Bleached Out Reef explores the interplay between natural and cultural processes, drawing parallels between ecological phenomena and human narratives. Centering on the phenomena of coral bleaching, where corals lose their vivid colors under environmental stressors, Bleached Out Reef can function as an environmental parable about the already-present crises caused by human-derived climate change. But the show also presents an extended metaphor about queerness, thriving, interconnectedness, and the contemporary condition.

Coral reefs are communities that allow difference to thrive. Coral reefs are interconnected superorganisms, full of complex webs relationships that defy attempts to classify. Like corals, queers build reefs. In these queer reefs, as coral reefs, divisions that typically stratify society such as age, race, and class are more porous. Unrelated individuals live in close proximity and support each other through highly specific and evolved relationships. The reproduction and promulgation of coral reefs and queer communities is both sexual and asexual, multigenerational, and non-hierarchical.

The architecture of a coral reef is an architecture of erotics. In a reef every individual is beautiful, different, naked, and close. Corals build their colonies until they press up against someone(thing?) they don’t like, sweeper tentacles deploy and growth is reoriented (through thousands of cloned selves) in new directions. Corals bud, this way, or that. Sometimes everyone spawns on a lunar calendar, just for collective release. Generations start, continue, learn, and grow at the same time. They build happy skeletons and die on each other until islands form and new terrestrial beings try to do what they have done.

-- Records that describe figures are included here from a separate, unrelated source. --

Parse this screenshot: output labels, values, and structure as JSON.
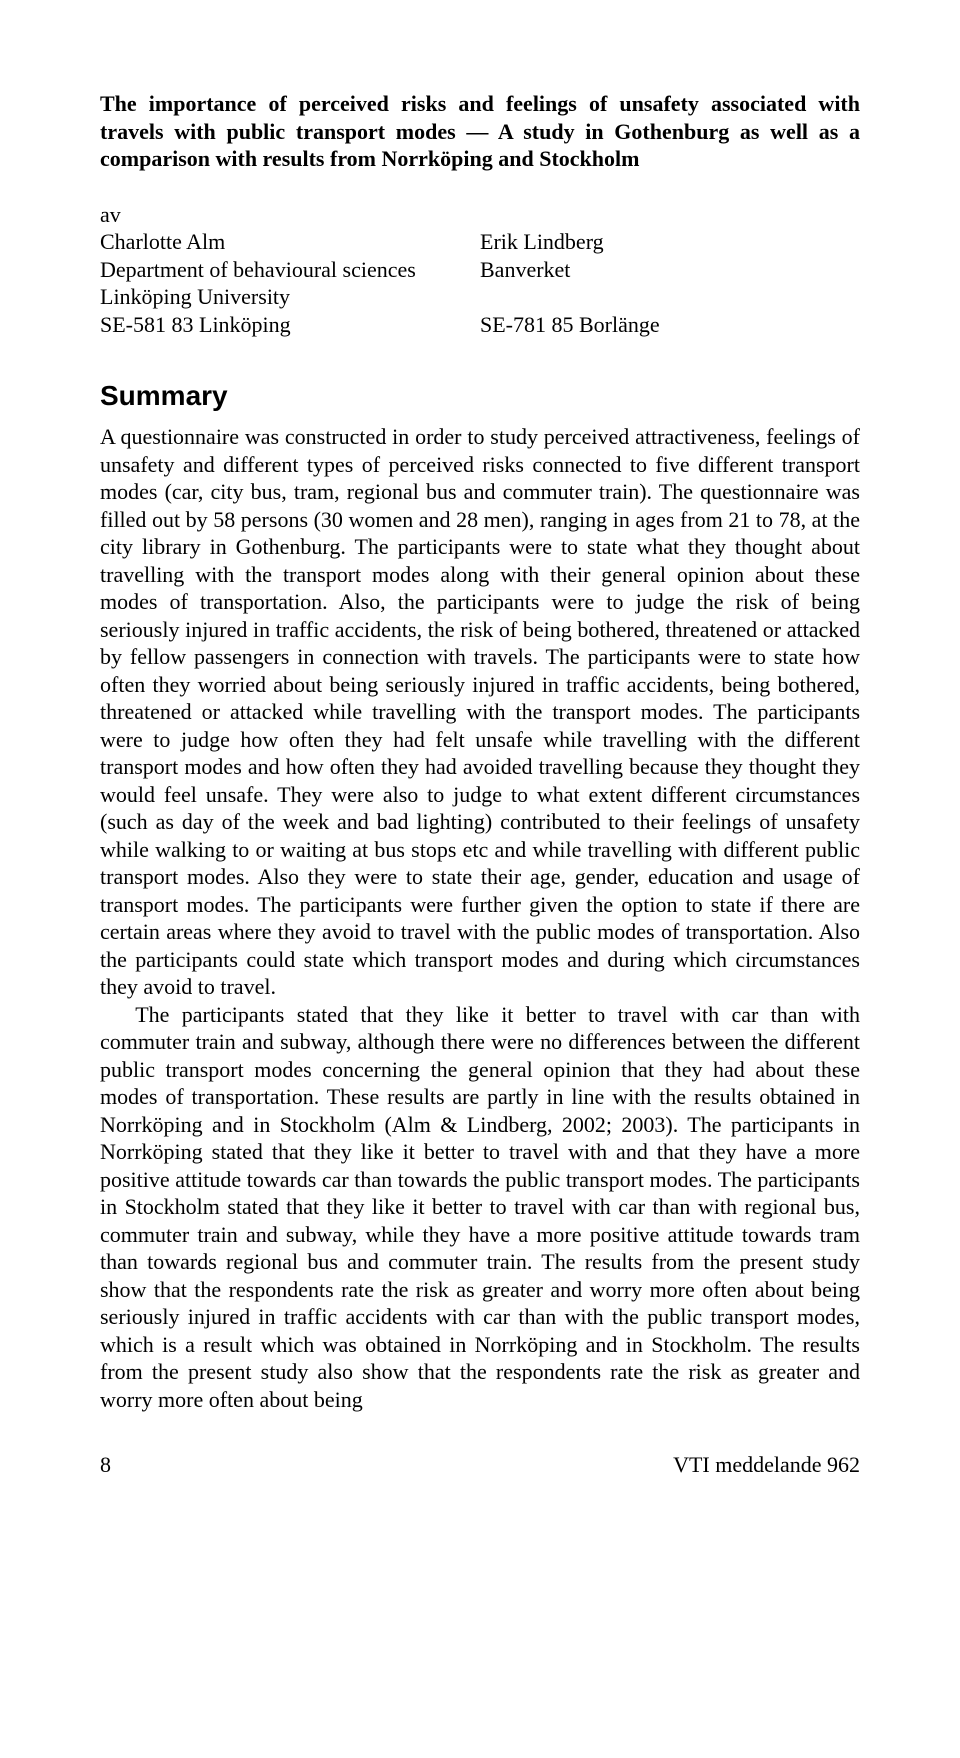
{
  "title": "The importance of perceived risks and feelings of unsafety associated with travels with public transport modes — A study in Gothenburg as well as a comparison with results from Norrköping and Stockholm",
  "authors": {
    "by_label": "av",
    "left": {
      "name": "Charlotte Alm",
      "dept": "Department of behavioural sciences",
      "uni": "Linköping University",
      "addr": "SE-581 83 Linköping"
    },
    "right": {
      "name": "Erik Lindberg",
      "org": "Banverket",
      "addr": "SE-781 85 Borlänge"
    }
  },
  "summary_heading": "Summary",
  "summary_p1": "A questionnaire was constructed in order to study perceived attractiveness, feelings of unsafety and different types of perceived risks connected to five different transport modes (car, city bus, tram, regional bus and commuter train). The questionnaire was filled out by 58 persons (30 women and 28 men), ranging in ages from 21 to 78, at the city library in Gothenburg. The participants were to state what they thought about travelling with the transport modes along with their general opinion about these modes of transportation. Also, the participants were to judge the risk of being seriously injured in traffic accidents, the risk of being bothered, threatened or attacked by fellow passengers in connection with travels. The participants were to state how often they worried about being seriously injured in traffic accidents, being bothered, threatened or attacked while travelling with the transport modes. The participants were to judge how often they had felt unsafe while travelling with the different transport modes and how often they had avoided travelling because they thought they would feel unsafe. They were also to judge to what extent different circumstances (such as day of the week and bad lighting) contributed to their feelings of unsafety while walking to or waiting at bus stops etc and while travelling with different public transport modes. Also they were to state their age, gender, education and usage of transport modes. The participants were further given the option to state if there are certain areas where they avoid to travel with the public modes of transportation. Also the participants could state which transport modes and during which circumstances they avoid to travel.",
  "summary_p2": "The participants stated that they like it better to travel with car than with commuter train and subway, although there were no differences between the different public transport modes concerning the general opinion that they had about these modes of transportation. These results are partly in line with the results obtained in Norrköping and in Stockholm (Alm & Lindberg, 2002; 2003). The participants in Norrköping stated that they like it better to travel with and that they have a more positive attitude towards car than towards the public transport modes. The participants in Stockholm stated that they like it better to travel with car than with regional bus, commuter train and subway, while they have a more positive attitude towards tram than towards regional bus and commuter train. The results from the present study show that the respondents rate the risk as greater and worry more often about being seriously injured in traffic accidents with car than with the public transport modes, which is a result which was obtained in Norrköping and in Stockholm. The results from the present study also show that the respondents rate the risk as greater and worry more often about being",
  "footer": {
    "page": "8",
    "doc": "VTI meddelande 962"
  }
}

In Bleached Out Reef, bleaching is polyvalent. At the first level, bleaching is the physical transformation of coral from colorful to ghostly due to the maladaptive expulsion of symbiotic zooxanthellae. Beyond that, bleaching is assimilation, gentrification, and the USA of both Biden and Trump. Bleaching is the obsession with cleanliness and separation in a post-COVID world. Bleaching is the loss of affect and depression when we find ourselves not thriving. Bleaching is drugs, both prescription and “recreational,” that we use to cope with a world that is in crisis and hostile.

David Nasca

David Nasca (born 1990 Buffalo, NY) is a Chicago-based visual artist working primarily in sculpture. He studied at Deep Springs College and received a BA from the University of Chicago (2012) and an MFA from Cornell University (2022). He has exhibited in the US and abroad at the Centro Cultural del México Contemporáneo (Mexico City), Roots and Culture (Chicago), Fuller Craft Museum (MA) and Gallatin Galleries at New York University (NY). Recent residencies include: the Corning Museum of Glass (NY), ACRE (WI), SOMA Mexico (CDMX), and The Banff Centre for The Arts and Culture (AB, Canada).

An educator, David is Assistant Professor of Ceramics at College of DuPage and previously taught sculpture at the Chicago High School for the Arts. Bringing contemporary art outside the white walls of the traditional gallery drives his curatorial practice. While in Chicago, he co-ran two DIY spaces: 1618 West 17th (focusing on queer performance art) and Showboat (focusing on projected film and video work and performance). At Cornell, he started a program bringing contemporary art to the near-abandoned Ithaca Mall.